Al menos 29 personas han sido detenidas durante los disturbios que han seguido al anuncio del gran jurado de Misuri de que no presentaría cargos contra el agente de Policía que realizó los disparos que costaron la vida al joven afroamericano Michael Brown el pasado mes de agosto.
Los arrestos tuvieron lugar en Ferguson, la localidad donde el pasado 9 de agosto el agente Darren Wilson disparó contra Brown al sentirse amenazado pese a que el joven iba desarmado, tras conocerse la decisión del gran jurado, según ha informado del departamento de Policía vía Twitter.
Por su parte, el jefe de la Policía del condado, Jon Belmar, indicó que «no ha habido pérdida de vidas humanas» pero sí importantes daños materiales, ya que al menos una docena de edificios fueron incendiados por los manifestantes en Ferguson y los alrededores.

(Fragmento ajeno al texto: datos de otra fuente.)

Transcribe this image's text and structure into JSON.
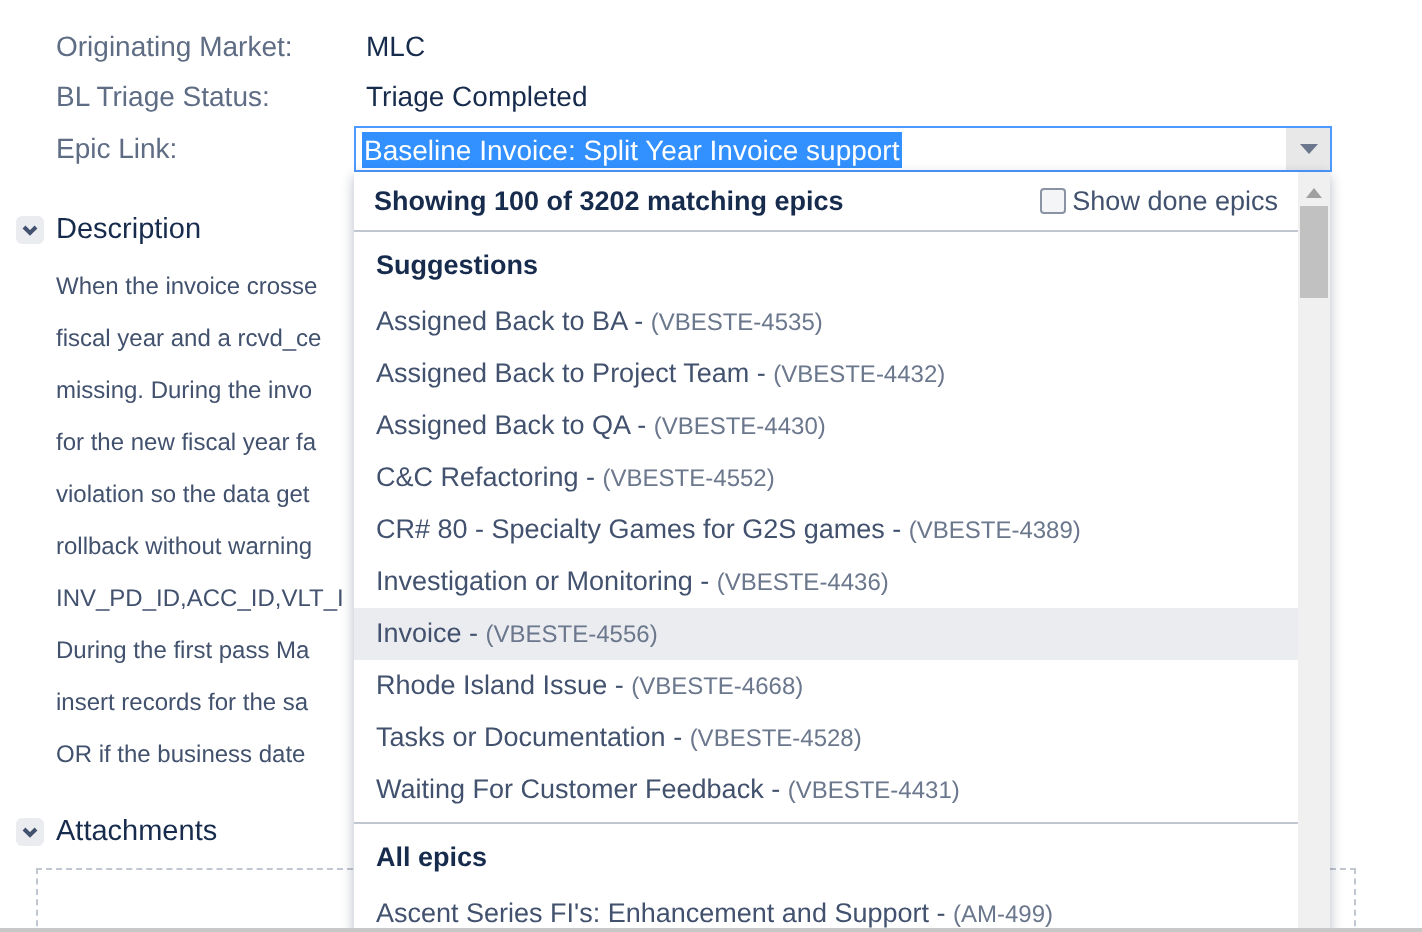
{
  "fields": [
    {
      "label": "Originating Market:",
      "value": "MLC"
    },
    {
      "label": "BL Triage Status:",
      "value": "Triage Completed"
    }
  ],
  "epic_link": {
    "label": "Epic Link:",
    "value": "Baseline Invoice: Split Year Invoice support"
  },
  "dropdown": {
    "summary": "Showing 100 of 3202 matching epics",
    "show_done": {
      "label": "Show done epics",
      "checked": false
    },
    "groups": [
      {
        "heading": "Suggestions",
        "items": [
          {
            "name": "Assigned Back to BA - ",
            "key": "(VBESTE-4535)",
            "selected": false
          },
          {
            "name": "Assigned Back to Project Team - ",
            "key": "(VBESTE-4432)",
            "selected": false
          },
          {
            "name": "Assigned Back to QA - ",
            "key": "(VBESTE-4430)",
            "selected": false
          },
          {
            "name": "C&C Refactoring - ",
            "key": "(VBESTE-4552)",
            "selected": false
          },
          {
            "name": "CR# 80 - Specialty Games for G2S games - ",
            "key": "(VBESTE-4389)",
            "selected": false
          },
          {
            "name": "Investigation or Monitoring - ",
            "key": "(VBESTE-4436)",
            "selected": false
          },
          {
            "name": "Invoice - ",
            "key": "(VBESTE-4556)",
            "selected": true
          },
          {
            "name": "Rhode Island Issue - ",
            "key": "(VBESTE-4668)",
            "selected": false
          },
          {
            "name": "Tasks or Documentation - ",
            "key": "(VBESTE-4528)",
            "selected": false
          },
          {
            "name": "Waiting For Customer Feedback - ",
            "key": "(VBESTE-4431)",
            "selected": false
          }
        ]
      },
      {
        "heading": "All epics",
        "items": [
          {
            "name": "Ascent Series FI's: Enhancement and Support - ",
            "key": "(AM-499)",
            "selected": false
          }
        ]
      }
    ]
  },
  "description": {
    "heading": "Description",
    "expanded": true,
    "lines": [
      "When the invoice crosse",
      "fiscal year and a rcvd_ce",
      "missing. During the invo",
      "for the new fiscal year fa",
      "violation so the data get",
      "rollback without warning",
      "INV_PD_ID,ACC_ID,VLT_I",
      "During the first pass Ma",
      "insert records for the sa",
      "OR if the business date"
    ]
  },
  "attachments": {
    "heading": "Attachments",
    "expanded": true
  }
}
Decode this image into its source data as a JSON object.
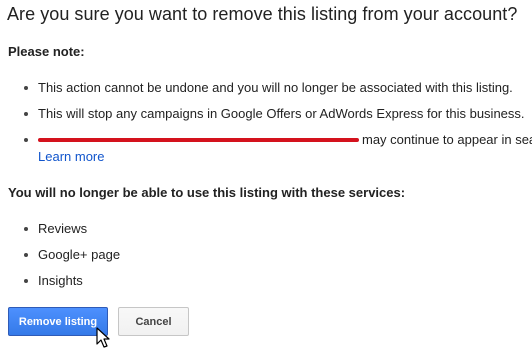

«Lamento que la noche haya resultado así», ha manifestado Belmar, que ha asegurado que la Policía tenía la esperanza de que las protestas fueran «pacíficas». Sin embargo, ha reconocido, ha habido numerosos disparos. «Lo que he visto esta noche es probablemente peor que la peor noche que tuvimos en agosto», ha subrayado en declaraciones a la prensa.
El presidente del Gobierno, Barack Obama, recordó el deseo de la familia en un discurso no previsto desde la Casa Blanca en el que llamó a la calma y pidió «contención» a manifestantes y agentes.
«En los próximos días -los agentes- tendrán que trabajar con la comunidad, no contra la comunidad, y distinguir al reducido núcleo de personas que quizás usen la decisión del gran jurado como una excusa para la violencia», señaló.
Las protestas trascendieron Ferguson y se extendieron a Nueva York, Chicago, Los Ángeles, Washington DC, Oakland y otras grandes ciudades del país, con un tono fundamentalmente pacífico salvo algunos incidentes aislados.
En Washington, más de 300 personas pidieron «justicia» frente a la Casa Blanca, mientras que la Policía activó protocolos especiales por temor a disturbios.